I am learning about programming so this question may be obvious.
We know that a Fourier series can approximate any sort of waveform for example, a square tooth waveform has to be decomposed into curved waveforms using Fourier series that have infinite analytic terms.
My question is is there an analogue (2D version) algorithm to the known Fourier decomposition algorithm for implicit 2 variable equations? An example of what I mean is as follows. Consider $$aX^2+bY^2=c$$ is the equation of an ellipse. Is there an algorithm that can express an (infinite?) number the ellipses terms (and maybe terms representing other shapes) in a way to get a rectangle. Say, a rectangle 50 units wide and 100 units high centered at $(0,0)$. The output of the algorithm would be an analytic function differentiable everywhere (like a Fourier series). The analogue of the periodicity I would guess is the angle if the equations were converted to parametric form. So this algorithm (or concept) if it exists I would say is Fourier like.

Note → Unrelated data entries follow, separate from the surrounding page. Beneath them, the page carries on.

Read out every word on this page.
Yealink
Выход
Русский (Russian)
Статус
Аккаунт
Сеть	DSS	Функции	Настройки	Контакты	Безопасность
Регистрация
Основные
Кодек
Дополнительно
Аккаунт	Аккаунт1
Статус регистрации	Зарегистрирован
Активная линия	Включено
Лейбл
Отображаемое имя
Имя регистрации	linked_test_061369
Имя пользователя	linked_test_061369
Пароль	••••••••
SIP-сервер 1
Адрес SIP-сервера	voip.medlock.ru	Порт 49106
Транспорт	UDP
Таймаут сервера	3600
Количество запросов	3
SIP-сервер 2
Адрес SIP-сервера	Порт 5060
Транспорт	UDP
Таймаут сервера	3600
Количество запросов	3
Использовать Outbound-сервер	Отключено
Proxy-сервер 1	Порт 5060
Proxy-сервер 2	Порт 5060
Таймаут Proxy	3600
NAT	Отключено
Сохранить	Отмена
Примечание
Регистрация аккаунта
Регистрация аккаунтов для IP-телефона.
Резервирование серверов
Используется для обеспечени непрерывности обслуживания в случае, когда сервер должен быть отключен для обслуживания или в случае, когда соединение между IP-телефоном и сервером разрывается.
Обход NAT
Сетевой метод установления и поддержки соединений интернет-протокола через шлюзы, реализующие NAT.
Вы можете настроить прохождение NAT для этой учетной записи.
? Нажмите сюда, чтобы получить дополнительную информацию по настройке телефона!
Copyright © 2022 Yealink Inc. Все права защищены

I would imagine if such an algorithm exists then probably using a few terms to approximate the rectangle using ellipses would result in a rectangle with some curvature in its side and the corners of the rectangle wouldn't look sharp, and using enough terms to approximate the rectangle using ellipses would result in a rectangle (if the equation was plotted on the screen by a computer program) and the corners would look sharper and sides more straight. I'm aware there are ways to plot a rectangle but I want to know if this algorithm exists.
In other words, my question is, is there an algorithm that takes as input equations representing 2D shapes (using some representation) and outputs an analytical expression of a desired shape that may not be analytical everywhere (such as rectangle- and it must be able to do a rectangle shape) and I would suspect this algorithm has similarities to the existing Fourier algorithms.